Решили, однако, Федота взять и даже дать ему маузер, но незаряженный: был один в партии испорченный, проглядел, когда принимал, Колесников. На том и покончили до завтра.
— Ну, ступай пока, Соловьев, — приказал Саша.
— Слушаю-сь, Александр Иваныч, но, между прочим, позвольте присовокупить: с народом нашим надо поосторожнее. Слух идет… бабы эти разные… и вообще. Конечно, пока они за нас, так хоть весь базар говори, ну, а на случай беды или каких других соображений… Народ они темный, Александр Иваныч!
— Ладно, ступай, — сухо приказал Саша, но встретил покорные, слегка испуганные, темные, как и у тех, глаза Соловьева и стыдливо добавил: — Иди, голубчик, я все сделаю. Нам поговорить надо.
3. Рябинушка
— Неприятный человек! — сказал Колесников про ушедшего, но тотчас же и раскаялся. — А, впрочем, шут его знает, какой он. В городе, Саша, я каждого человека насквозь, того-этого, вижу, как бутылку с дистиллированной водой, а тут столько осадков, да и недоверчивы они: мы ему не верим, а он нам. Трудно, Саша, судить.
— Привыкнут! — уверенно ответил Погодин, прислушиваясь к веселому говору около костра и улыбаясь. — Ах, Вася, чудесный какой вечер! Постой, Петруша петь хочет…
Как Елена Петровна в то жестокое утро, когда зашла, речь о губернаторе Телепневе, увидела вместо привычного Сашеньки новое и удивительное, в одно мгновение осознала и как бы сложила в сумму весь ряд незаметных перемен, — так и Колесников в эту минуту. Куда девалось все прежнее?.. Как меняется человек! Отяжелел подбородок, а лоб словно убавился, — или это костер играет тенями? Но вот что несомненно: резко очертился нос и выпуклости бровей, и четко изогнулась линия от носа к верхней губе — точно впервые появился у Саши профиль, а раньше и профиля не было. И еще: исчезла бесследно та бледная хрупкость, высокая и страшная одухотворенность, в которой чуткое сердце угадывало знамение судьбы и билось тревожно в предчувствии грядущих бед; на этом лице румянец, оно радостно радостью здоровья и крепкой жизни, — тот уже умер, а этот доживет до белой, крепкой старости. У того была мать, благородная и несчастная Елена Петровна, а этот словно никогда не знал матери и ее слезами не плакал — и как белеют зубы в легкой улыбке! Мысленно приделал Колесников бороду к Сашиному этому лицу — получился генерал Погодин, именно он, хотя даже карточки никогда не видал. Вздохнул с укором.

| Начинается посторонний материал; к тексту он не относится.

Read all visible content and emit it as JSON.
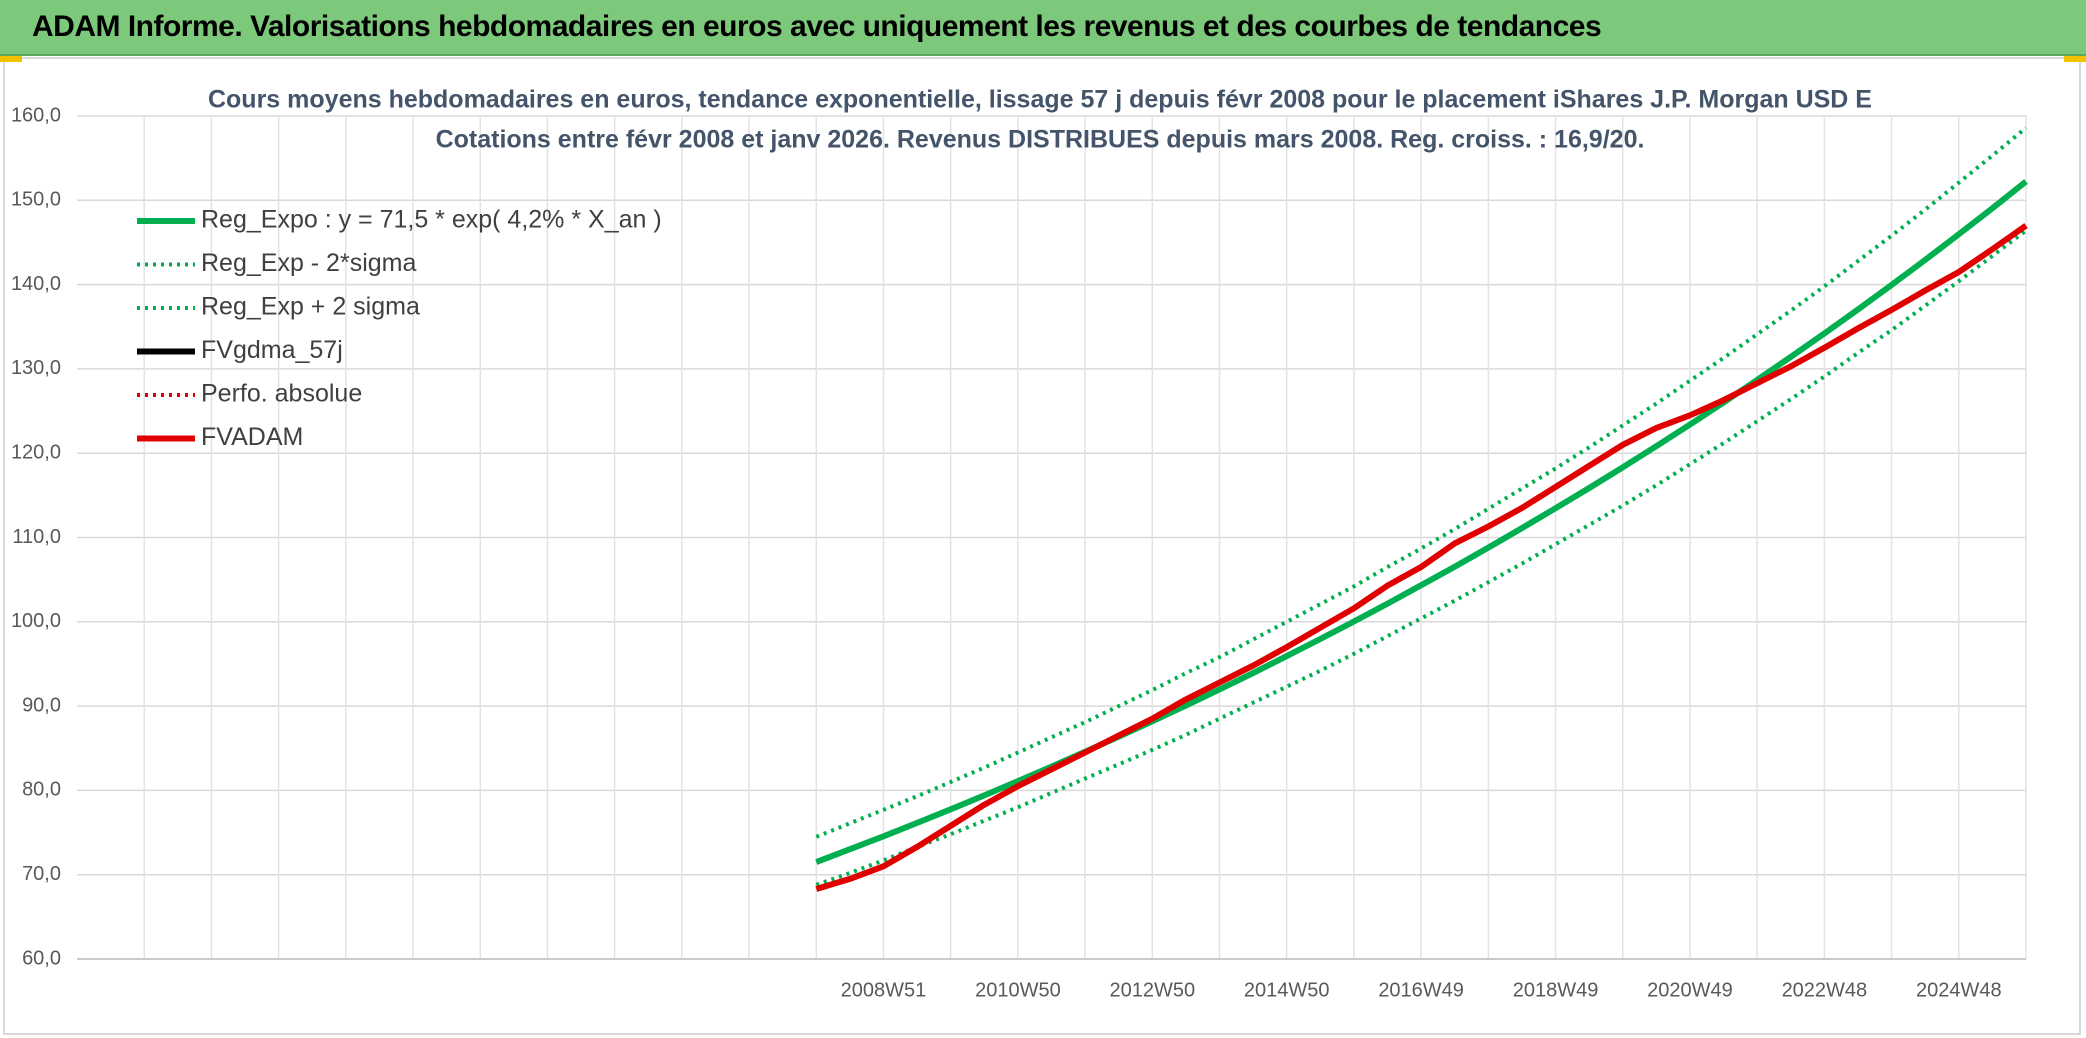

— Так вот, Саша, — значит, завтра.
— Да. Завтра. Но, Василий, милый, ты хотел о чем-то говорить — не надо! Не надо вообще говорить. Ты присматривался к Еремею, нет? — Присмотрись. Он все время молчит, и я целый вечер за ним слежу: он все мне открыл. Я знаю, ты сейчас же спросишь, что открыл, а я тебе что-нибудь навру — не надо, Вася.
— Нет, не спрошу. Прости меня, Саша.
Погодин удивленно обернулся, сдвинув тени:
— За что?
— Так. За некоторые мысли, того-этого.
— Ну вот!.. Разве это не разговор? «Прости», «за мысли», — чтоб черт нас побрал, мы только и делаем, что друг у друга прощения просим. И этого не надо, Василий, уверяю тебя, никому до этого нет дела. Не обижайся, Вася, я, честное слово, люблю тебя… Постой, идем ближе, поют!
«Кость бросил, чтобы отвязаться: любит, да еще „честное слово!“» — горько думал Колесников, идя за Сашей. И вдруг обозлился на себя: «Да я-то что? Разве не весело? — разве не поют? Эх, да и хорошо же на свете жить, пречудесно!»